Volvieron. Ahí están, otra vez, los viejos y viejas haciendo colas interminables bajo el sol, con 35 grados de sensación térmica, para cobrar el bono otorgado por el gobierno. La necesidad los apura, sin duda, pero más el miedo (si llegan antes, piensan -es un decir-, se aseguran el cobro), la desconfianza y, sobre todo, la adhesión inclaudicable al sufrimiento.

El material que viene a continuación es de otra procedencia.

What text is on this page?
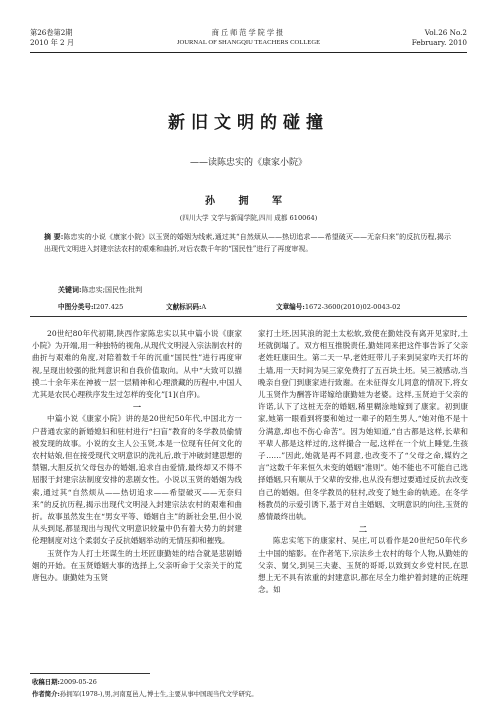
第26卷第2期
2010 年 2 月
商丘师范学院学报
JOURNAL OF SHANGQIU TEACHERS COLLEGE
Vol.26 No.2
February. 2010
新旧文明的碰撞
——读陈忠实的《康家小院》
孙 拥 军
(四川大学 文学与新闻学院,四川 成都 610064)
摘 要:陈忠实的小说《康家小院》以玉贤的婚姻为线索,通过其“自然烦从——热切追求——希望破灭——无奈归来”的反抗历程,揭示出现代文明进入封建宗法农村的艰难和曲折,对后农数千年的“国民性”进行了再度审视。
关键词:陈忠实;国民性;批判
中图分类号:I207.425	文献标识码:A	文章编号:1672-3600(2010)02-0043-02

20世纪80年代初期,陕西作家陈忠实以其中篇小说《康家小院》为开端,用一种独特的视角,从现代文明浸入宗法制农村的曲折与艰难的角度,对陪着数千年的沉重“国民性”进行再度审视,呈现出较强的批判意识和自我价值取向。从中“大致可以描摸二十余年来在神被一层一层精神和心理溃藏的历程中,中国人尤其是农民心理秩序发生过怎样的变化”[1](自序)。

一

中篇小说《康家小院》讲的是20世纪50年代,中国北方一户普通农家的新婚媳妇和驻村进行“扫盲”教育的冬学教员偷情被发现的故事。小说的女主人公玉贤,本是一位现有任何文化的农村姑娘,但在接受现代文明意识的洗礼后,敢于冲破封建思想的禁锢,大胆反抗父母包办的婚姻,追求自由爱情,最终却又不得不屈服于封建宗法制度安排的悲剧女性。小说以玉贤的婚姻为线索,通过其“自然烦从——热切追求——希望破灭——无奈归来”的反抗历程,揭示出现代文明浸入封建宗法农村的艰难和曲折。故事虽然发生在“男女平等、婚姻自主”的新社会里,但小说从头到尾,都显现出与现代文明意识较量中仍有着大势力的封建伦理制度对这个柔弱女子反抗婚姻举动的无情压抑和摧残。

玉贤作为人打土坯谋生的土坯匠康勤娃的结合就是悲剧婚姻的开始。在玉贤婚姻大事的选择上,父亲听命于父亲关于的荒唐包办。康勤娃为玉贤

家打土坯,因其浪的泥土太松软,致使在勤娃没有离开见家时,土坯就倒塌了。双方相互推脱责任,勤娃同来把这件事告诉了父亲老姓旺康田生。第二天一早,老姓旺带儿子来到吴家咋天打坏的土墙,用一天时间为吴三家免费打了五百块土坯。吴三被感动,当晚亲自登门到康家进行致谢。在未征得女儿同意的情况下,将女儿玉贤作为酬答许诺嫁给康勤娃为老婆。这样,玉贤迫于父亲的许诺,认下了这桩无奈的婚姻,稀里糊涂地嫁到了康家。初到康家,她第一眼看到将要和她过一辈子的陌生男人,“她对他不是十分满意,却也不伤心命苦”。因为她知道,“自古都是这样,长辈和平辈人都是这样过的,这样撮合一起,这样在一个炕上睡觉,生孩子……”因此,她就是再不同意,也改变不了“父母之命,媒妁之言”这数千年来恒久未变的婚姻“准则”。她不能也不可能自己选择婚姻,只有顺从于父辈的安排,也从没有想过要通过反抗去改变自己的婚姻。但冬学教员的驻村,改变了她生命的轨迹。在冬学杨教员的示爱引诱下,基于对自主婚姻、文明意识的向往,玉贤的感情最终出轨。

二

陈忠实笔下的康家村、吴庄,可以看作是20世纪50年代乡土中国的缩影。在作者笔下,宗法乡土农村的每个人物,从勤娃的父亲、舅父,到吴三夫妻、玉贤的哥哥,以致到女乡党村民,在思想上无不具有浓重的封建意识,都在尽全力维护着封建的正统理念。如

收稿日期:2009-05-26
作者简介:孙拥军(1978-),男,河南夏邑人,博士生,主要从事中国现当代文学研究。
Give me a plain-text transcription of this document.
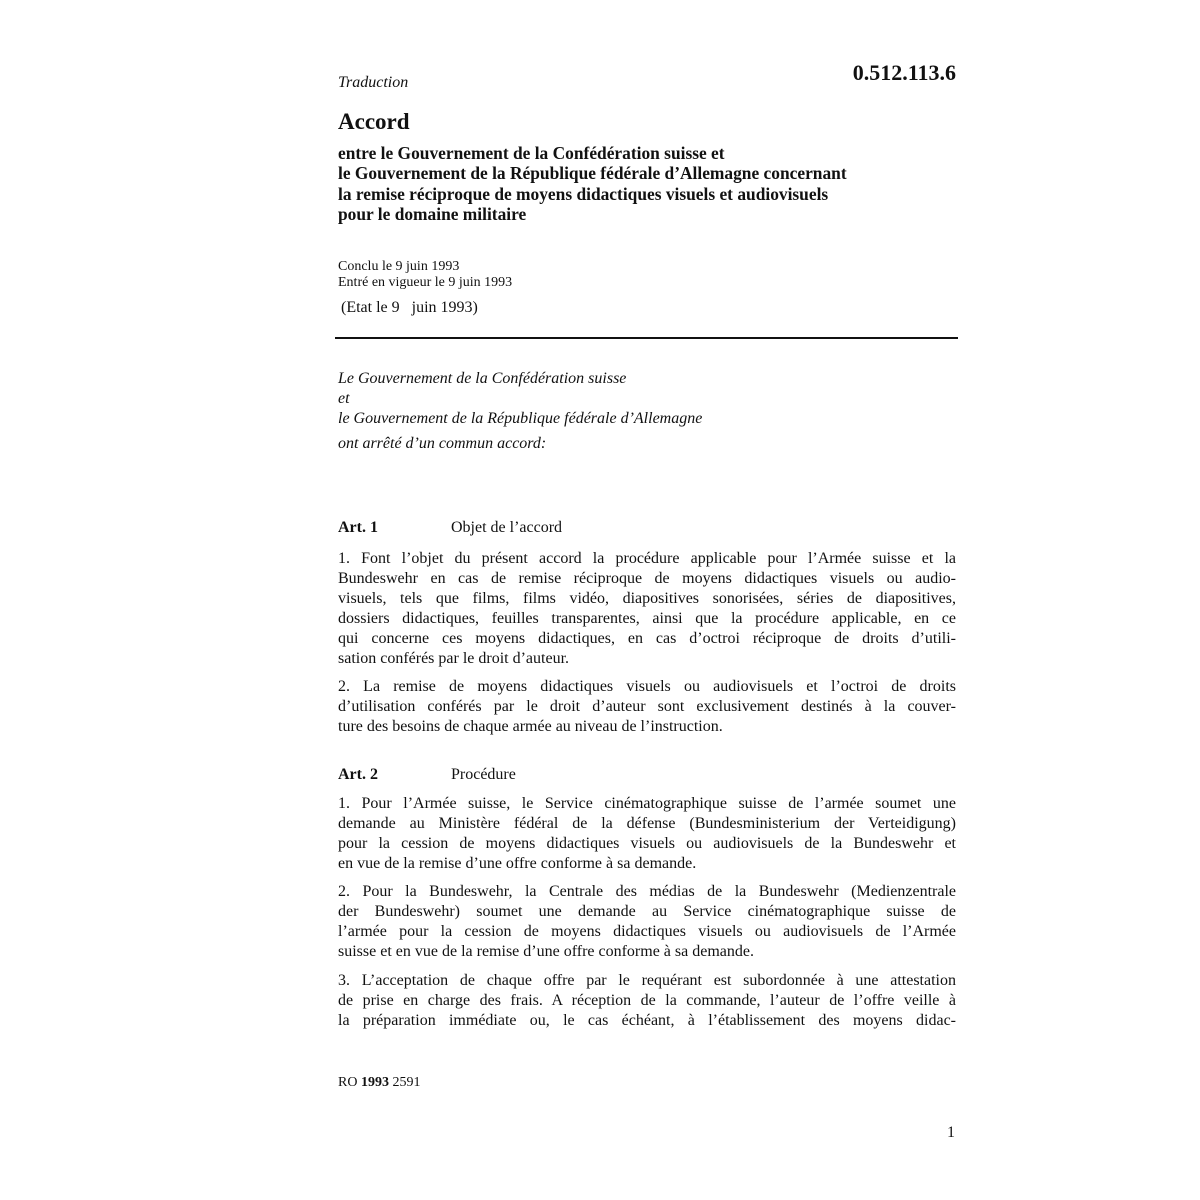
Traduction	0.512.113.6
Accord
entre le Gouvernement de la Confédération suisse et
le Gouvernement de la République fédérale d’Allemagne concernant
la remise réciproque de moyens didactiques visuels et audiovisuels
pour le domaine militaire
Conclu le 9 juin 1993
Entré en vigueur le 9 juin 1993
(Etat le 9   juin 1993)
Le Gouvernement de la Confédération suisse
et
le Gouvernement de la République fédérale d’Allemagne
ont arrêté d’un commun accord:
Art. 1	Objet de l’accord
1. Font l’objet du présent accord la procédure applicable pour l’Armée suisse et la
Bundeswehr en cas de remise réciproque de moyens didactiques visuels ou audio-
visuels, tels que films, films vidéo, diapositives sonorisées, séries de diapositives,
dossiers didactiques, feuilles transparentes, ainsi que la procédure applicable, en ce
qui concerne ces moyens didactiques, en cas d’octroi réciproque de droits d’utili-
sation conférés par le droit d’auteur.
2. La remise de moyens didactiques visuels ou audiovisuels et l’octroi de droits
d’utilisation conférés par le droit d’auteur sont exclusivement destinés à la couver-
ture des besoins de chaque armée au niveau de l’instruction.
Art. 2	Procédure
1. Pour l’Armée suisse, le Service cinématographique suisse de l’armée soumet une
demande au Ministère fédéral de la défense (Bundesministerium der Verteidigung)
pour la cession de moyens didactiques visuels ou audiovisuels de la Bundeswehr et
en vue de la remise d’une offre conforme à sa demande.
2. Pour la Bundeswehr, la Centrale des médias de la Bundeswehr (Medienzentrale
der Bundeswehr) soumet une demande au Service cinématographique suisse de
l’armée pour la cession de moyens didactiques visuels ou audiovisuels de l’Armée
suisse et en vue de la remise d’une offre conforme à sa demande.
3. L’acceptation de chaque offre par le requérant est subordonnée à une attestation
de prise en charge des frais. A réception de la commande, l’auteur de l’offre veille à
la préparation immédiate ou, le cas échéant, à l’établissement des moyens didac-
RO 1993 2591
1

La fiesta hay que pagarla.
La plata está depositada en cada cuenta de uno de los beneficiarios, se puede sacar por cajero o retirar con la compra en el súper o en la farmacia, con la tarjeta de débito. En cualquier momento. A la mañana, por la noche, al día siguiente.
Pero no.
Primero hay que saber sufrir, después quejarse.

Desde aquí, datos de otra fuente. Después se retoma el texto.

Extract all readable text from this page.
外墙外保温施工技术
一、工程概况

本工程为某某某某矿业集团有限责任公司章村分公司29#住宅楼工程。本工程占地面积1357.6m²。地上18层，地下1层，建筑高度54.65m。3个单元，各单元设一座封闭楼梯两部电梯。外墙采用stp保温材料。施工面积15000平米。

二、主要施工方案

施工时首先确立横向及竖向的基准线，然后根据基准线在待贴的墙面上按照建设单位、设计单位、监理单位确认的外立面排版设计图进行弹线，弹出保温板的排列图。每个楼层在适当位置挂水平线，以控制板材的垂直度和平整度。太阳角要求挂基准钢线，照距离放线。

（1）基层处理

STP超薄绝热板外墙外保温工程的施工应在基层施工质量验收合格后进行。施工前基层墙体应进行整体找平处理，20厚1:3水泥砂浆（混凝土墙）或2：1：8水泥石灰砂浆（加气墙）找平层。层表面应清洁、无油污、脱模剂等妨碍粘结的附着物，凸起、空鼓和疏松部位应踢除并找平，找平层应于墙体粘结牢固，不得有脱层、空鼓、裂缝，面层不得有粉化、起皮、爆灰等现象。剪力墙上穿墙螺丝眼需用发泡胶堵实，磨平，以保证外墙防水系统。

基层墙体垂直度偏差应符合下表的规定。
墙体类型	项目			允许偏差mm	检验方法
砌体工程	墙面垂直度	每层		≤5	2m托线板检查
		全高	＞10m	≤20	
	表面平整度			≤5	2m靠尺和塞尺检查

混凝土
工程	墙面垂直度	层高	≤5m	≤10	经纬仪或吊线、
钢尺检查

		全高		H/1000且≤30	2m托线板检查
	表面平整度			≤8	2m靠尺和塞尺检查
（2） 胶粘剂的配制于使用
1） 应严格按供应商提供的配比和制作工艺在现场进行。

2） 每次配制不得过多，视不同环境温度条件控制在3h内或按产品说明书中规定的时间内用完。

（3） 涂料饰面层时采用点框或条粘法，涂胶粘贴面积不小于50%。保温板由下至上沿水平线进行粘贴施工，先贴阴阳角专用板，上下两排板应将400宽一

Y cuando puedan, mayoritariamente, volverán a entregar sus vidas a quienes los han machacado siempre y lo volverán a hacer cuando llegue la ocasión.
Los veo todos los días a una cuadra de mi casa, media hora antes de que abra el banco, sentados en las escalinatas, pasando frío o deshidratándose. Yo, al verlos, navego entre la pena y la bronca. Hoy cuadriplicadas por la cantidad de ellos exponiendo su salud.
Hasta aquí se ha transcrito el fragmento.